The Effectiveness of Chaos Magic and the Nature of Spirits.
So yesterday was April Fools Day and I decided to make a joke post about me placing myself in a Chaos Magic trance in 1995 that led to all my current work.
Like all good jokes it touched on some real issues, including some that I have been meaning to address, so in a sense it was an excuse to make THIS post today because I knew all the right people would respond.
But first a clarification to the last post: the references to BS were meant to have a triple meaning:
1. Acronym for Belief System.
2. The idea that belief is the active force in magic being BS
3. The fact that I was making a Bullshit post on April fools day.
The one thing I did NOT want to convey, but am afraid I did is that Chaos Magic is Bullshit, because it’s not. Not at all.
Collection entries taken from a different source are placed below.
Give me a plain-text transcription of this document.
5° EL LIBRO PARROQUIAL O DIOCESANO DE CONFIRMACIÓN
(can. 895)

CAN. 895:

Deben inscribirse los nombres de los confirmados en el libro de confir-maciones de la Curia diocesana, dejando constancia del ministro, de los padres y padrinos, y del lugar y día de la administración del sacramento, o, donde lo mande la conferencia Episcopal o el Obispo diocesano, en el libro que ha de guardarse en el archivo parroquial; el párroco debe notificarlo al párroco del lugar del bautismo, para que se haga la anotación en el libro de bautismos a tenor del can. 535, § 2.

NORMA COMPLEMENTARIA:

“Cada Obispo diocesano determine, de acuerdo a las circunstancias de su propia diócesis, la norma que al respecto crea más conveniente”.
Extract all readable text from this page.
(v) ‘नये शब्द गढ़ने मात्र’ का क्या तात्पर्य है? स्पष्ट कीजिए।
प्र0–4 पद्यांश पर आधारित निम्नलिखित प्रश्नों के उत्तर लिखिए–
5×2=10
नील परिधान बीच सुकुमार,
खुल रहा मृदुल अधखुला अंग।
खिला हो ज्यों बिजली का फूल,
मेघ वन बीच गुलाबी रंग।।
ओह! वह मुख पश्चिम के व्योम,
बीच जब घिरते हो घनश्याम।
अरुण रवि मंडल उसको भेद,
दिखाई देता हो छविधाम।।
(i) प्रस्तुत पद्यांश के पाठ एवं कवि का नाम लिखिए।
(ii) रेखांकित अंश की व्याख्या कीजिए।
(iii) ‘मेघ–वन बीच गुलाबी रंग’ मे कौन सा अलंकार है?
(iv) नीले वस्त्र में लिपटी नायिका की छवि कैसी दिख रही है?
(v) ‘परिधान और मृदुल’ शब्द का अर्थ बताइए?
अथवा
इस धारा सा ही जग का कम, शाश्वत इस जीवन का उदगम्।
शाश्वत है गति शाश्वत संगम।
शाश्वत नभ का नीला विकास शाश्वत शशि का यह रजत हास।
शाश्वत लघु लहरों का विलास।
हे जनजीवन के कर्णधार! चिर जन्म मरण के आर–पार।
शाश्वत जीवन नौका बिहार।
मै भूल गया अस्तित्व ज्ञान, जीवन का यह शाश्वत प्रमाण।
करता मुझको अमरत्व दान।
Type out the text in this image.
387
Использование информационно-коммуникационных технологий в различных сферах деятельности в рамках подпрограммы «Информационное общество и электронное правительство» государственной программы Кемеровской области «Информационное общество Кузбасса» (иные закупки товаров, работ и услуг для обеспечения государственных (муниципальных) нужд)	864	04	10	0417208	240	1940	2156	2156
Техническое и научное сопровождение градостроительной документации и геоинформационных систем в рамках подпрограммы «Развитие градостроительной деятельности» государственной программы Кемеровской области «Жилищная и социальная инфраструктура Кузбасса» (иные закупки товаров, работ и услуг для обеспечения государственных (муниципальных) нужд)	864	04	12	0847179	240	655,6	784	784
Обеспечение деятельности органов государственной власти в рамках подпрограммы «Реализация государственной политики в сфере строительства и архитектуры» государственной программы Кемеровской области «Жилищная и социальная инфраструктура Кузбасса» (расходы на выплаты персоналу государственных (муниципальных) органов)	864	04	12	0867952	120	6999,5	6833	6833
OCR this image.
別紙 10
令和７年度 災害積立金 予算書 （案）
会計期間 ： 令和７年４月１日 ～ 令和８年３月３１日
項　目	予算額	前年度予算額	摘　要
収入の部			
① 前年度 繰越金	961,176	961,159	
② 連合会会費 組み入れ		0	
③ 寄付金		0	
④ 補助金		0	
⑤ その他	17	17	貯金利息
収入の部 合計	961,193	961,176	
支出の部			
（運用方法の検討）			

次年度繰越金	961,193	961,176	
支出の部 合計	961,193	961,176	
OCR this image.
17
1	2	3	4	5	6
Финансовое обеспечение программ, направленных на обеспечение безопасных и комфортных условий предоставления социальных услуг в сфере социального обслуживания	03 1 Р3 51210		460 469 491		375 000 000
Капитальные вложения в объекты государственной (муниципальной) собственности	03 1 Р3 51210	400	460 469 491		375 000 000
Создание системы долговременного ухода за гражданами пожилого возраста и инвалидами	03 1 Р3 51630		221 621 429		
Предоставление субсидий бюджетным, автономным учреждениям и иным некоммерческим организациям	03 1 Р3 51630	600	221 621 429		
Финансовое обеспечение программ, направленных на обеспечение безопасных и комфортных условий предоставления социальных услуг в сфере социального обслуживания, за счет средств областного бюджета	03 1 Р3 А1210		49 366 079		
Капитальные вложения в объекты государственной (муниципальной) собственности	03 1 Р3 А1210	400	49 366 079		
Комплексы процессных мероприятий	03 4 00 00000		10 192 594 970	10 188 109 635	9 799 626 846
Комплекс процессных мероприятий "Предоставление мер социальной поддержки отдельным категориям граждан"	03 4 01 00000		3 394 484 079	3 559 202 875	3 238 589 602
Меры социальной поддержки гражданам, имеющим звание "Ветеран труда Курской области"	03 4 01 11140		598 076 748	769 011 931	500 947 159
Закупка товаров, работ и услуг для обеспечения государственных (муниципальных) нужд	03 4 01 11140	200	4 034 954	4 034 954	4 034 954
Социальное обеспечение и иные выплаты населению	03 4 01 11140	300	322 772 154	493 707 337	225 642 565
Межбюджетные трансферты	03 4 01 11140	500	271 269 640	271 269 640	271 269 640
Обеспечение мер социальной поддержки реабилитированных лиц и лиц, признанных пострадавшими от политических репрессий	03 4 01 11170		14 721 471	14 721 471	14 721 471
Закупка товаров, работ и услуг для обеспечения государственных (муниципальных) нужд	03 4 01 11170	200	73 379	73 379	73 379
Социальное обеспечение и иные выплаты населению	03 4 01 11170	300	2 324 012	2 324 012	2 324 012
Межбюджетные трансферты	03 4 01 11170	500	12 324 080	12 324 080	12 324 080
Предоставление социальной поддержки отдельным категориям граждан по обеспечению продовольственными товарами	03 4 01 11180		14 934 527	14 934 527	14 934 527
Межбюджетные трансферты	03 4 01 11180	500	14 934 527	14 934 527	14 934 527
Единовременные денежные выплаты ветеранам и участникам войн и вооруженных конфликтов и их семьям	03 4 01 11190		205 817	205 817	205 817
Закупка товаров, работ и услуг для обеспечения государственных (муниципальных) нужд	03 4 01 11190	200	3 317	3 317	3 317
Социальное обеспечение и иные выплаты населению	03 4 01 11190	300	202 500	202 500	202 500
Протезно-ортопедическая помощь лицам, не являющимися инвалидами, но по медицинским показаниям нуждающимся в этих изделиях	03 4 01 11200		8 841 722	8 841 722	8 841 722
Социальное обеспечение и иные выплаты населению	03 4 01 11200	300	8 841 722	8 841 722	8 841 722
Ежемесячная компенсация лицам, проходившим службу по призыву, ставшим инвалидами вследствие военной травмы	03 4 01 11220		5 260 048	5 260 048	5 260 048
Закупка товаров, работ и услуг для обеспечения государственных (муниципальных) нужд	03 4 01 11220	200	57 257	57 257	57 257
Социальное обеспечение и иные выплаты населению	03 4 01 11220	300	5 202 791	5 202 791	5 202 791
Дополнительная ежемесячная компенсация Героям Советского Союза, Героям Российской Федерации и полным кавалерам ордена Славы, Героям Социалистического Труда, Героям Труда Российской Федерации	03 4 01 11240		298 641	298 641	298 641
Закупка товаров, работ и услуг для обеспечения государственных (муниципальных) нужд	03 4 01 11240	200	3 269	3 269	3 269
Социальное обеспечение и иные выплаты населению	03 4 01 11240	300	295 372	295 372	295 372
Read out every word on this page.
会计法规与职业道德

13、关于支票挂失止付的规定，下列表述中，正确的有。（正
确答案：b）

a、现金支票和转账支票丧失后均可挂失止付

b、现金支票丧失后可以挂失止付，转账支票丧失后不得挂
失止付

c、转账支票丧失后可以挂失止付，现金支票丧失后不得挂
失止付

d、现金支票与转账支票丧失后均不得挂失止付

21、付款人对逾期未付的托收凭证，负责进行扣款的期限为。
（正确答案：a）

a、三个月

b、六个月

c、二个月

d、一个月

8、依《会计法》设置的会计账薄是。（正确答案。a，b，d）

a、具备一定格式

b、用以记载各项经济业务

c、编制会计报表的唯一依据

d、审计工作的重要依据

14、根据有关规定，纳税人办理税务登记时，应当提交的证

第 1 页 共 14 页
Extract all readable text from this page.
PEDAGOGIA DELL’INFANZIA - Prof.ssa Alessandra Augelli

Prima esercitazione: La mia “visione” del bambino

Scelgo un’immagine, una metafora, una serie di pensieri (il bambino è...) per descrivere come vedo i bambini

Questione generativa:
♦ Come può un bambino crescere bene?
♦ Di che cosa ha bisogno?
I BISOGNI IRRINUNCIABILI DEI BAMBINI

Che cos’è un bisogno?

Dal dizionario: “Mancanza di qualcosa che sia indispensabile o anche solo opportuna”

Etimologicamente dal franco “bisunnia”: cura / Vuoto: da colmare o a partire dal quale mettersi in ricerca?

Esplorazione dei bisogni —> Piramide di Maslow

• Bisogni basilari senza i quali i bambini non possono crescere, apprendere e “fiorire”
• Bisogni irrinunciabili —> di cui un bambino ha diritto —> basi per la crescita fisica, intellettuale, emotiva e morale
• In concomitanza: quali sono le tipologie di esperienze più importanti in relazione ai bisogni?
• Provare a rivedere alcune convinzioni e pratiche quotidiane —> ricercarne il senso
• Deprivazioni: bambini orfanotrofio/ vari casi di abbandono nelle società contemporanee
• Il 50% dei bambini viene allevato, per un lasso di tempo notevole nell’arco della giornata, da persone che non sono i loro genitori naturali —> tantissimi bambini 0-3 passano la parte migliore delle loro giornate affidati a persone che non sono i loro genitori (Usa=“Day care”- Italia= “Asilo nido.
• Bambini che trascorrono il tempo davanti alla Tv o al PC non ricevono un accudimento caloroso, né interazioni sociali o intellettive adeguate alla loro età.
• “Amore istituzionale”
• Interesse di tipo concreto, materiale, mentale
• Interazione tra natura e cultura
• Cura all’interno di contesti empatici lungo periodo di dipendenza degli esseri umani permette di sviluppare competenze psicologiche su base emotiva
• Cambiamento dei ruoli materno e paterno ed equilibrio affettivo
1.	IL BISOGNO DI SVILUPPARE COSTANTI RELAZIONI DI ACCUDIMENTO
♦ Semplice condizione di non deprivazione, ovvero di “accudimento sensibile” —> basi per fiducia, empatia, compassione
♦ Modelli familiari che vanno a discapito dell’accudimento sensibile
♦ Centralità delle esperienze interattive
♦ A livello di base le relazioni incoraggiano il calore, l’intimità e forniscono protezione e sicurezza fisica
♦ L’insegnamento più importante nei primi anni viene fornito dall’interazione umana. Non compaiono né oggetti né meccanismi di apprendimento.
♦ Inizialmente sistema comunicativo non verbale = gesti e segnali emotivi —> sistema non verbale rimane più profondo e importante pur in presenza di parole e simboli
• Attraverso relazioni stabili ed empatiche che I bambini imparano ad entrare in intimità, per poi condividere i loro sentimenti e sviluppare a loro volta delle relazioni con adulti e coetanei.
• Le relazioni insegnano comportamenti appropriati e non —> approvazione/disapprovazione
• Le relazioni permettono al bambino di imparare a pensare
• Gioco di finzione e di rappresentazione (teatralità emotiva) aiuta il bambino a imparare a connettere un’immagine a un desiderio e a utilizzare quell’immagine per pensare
I made this clear in the comments, but I felt like it was a point worth making here. It deeply effected my early training, and when people see signs of it in Strategic Sorcery, there are reasons for that.
In fact Andrieh made an important point when he said that “serious non-internet Chaos Magicians get better results than traditional mages”. I don’t know about “better” results – we will tackle that chestnut in the next post – but certainly equal and impressive. When you look at people like Andrieh, and Gordon, and Peter Carroll’s recent works, it is clear that Chaos has much to offer to people not sold on the idea that everything has to come from a Grimoire or a tradition. Three things that come to mind immediately are:
1. Chaos magic serves and arises from the world we live in today. It does not fetishize Renaissance Europe, 2nd century Greece, or 1920’s rural Americaas the time and place that was ‘magic’.
2. Chaos Magic realizes that Spirits are only PART of the magic, not the whole damn thing. This is the only thing that I did not like about the new Skinner book on the PGM – the half of the introduction that had little to do with the subject at hand, but much proselytizing about magic being all about spirits and anything outside of that being new-fangled bunk. As someone initiated in the Tantric tradition, I can tell you that spirit work is but a small part of the work in that tradition, and need not be the end-all be-all of magic over all.
3. Chaos magic offers a different view of spirits than he UBER-Traditional fundamentalist idea that these are all completely self-existent beings, and those are their real names, and the hierachies are just as solid and immutable as the desk my laptop is on.
It is this idea that I want to talk about further.
I have said many times that there is a difference between fictional characters and entities traditionally acknowledged as Gods and Spirits. I still hold that there is a big gap between Scroodge McDuck and Dzambhala*, BUT I also do not buy into the idea that all the Gods and Spirits of mythology are fundamentally real and self-existent entirely apart from us either.
In fact if I had to place myself on the spectrum I would say that my views fall closer to Chaos Magic view than totally old-skool real-as-written view.
Gordon today wrote a piece on Rune Soup refuting the commonly held notion that spirits being no different than fictional characters is a core tenet of Chaos Magic. This is a mistake that I myself made, and while I totally understand that this is not a core tenet, I still have not heard a good explanation of what the core tenets of Chaos Magic actually are.
That said, I am kind of apophatic about the nature of these things. I have seen clear evidence that the spirits are NOT simply in our individual minds, but I also find it kind of silly to adhere to a view of the world where everyone’s conceptions of spirits running the world and time is absolutely as-written. In fact I would say that there is pretty good evidence that they are not entirely separate from us.
The models need to get bigger and more stretchy. Perhaps the archangel Michael that shows up during an evocation is neither just some angelic dude out there that I called NOR a part of my own mind I have exteriorized. It is perhaps something that I exist within the mind of instead. At very least it exists differently at different levels of spirit/matter/time/probability and has multiple pasts and futures. To think too linearly would mean that we have to buy into that one true religion garbage again, and I don’t think many of us would want that.
This is the reason that I have not published many channeled texts or chats with angels and demons describing themselves. It’s not that I haven’t had such conversations and received such messages, its that I look at them afterward and think – how is this useful? It rarely is.
Most of these spiritual hierarchies and emanationist ideas of the universe are, for as complicated as they may seem at first, WAY too simple. They are not a reflection of the messy world I see and leave no room for the mind that says “well, we don’t know yet, but lets explore” – Chaos Magic embraces the mess and allows for that exploration better than any tradition out there. That is one way that it has certainly influenced Strategic Sorcery.
*There are places where there is overlap – for instance when an author writes inspired by spirit or spiirtual experience. For instance while Lovecraft certainly denied the existence of his Chthulu Mythos Entities as being real, he did mention that they were inspired by fairly deep and moving dreams.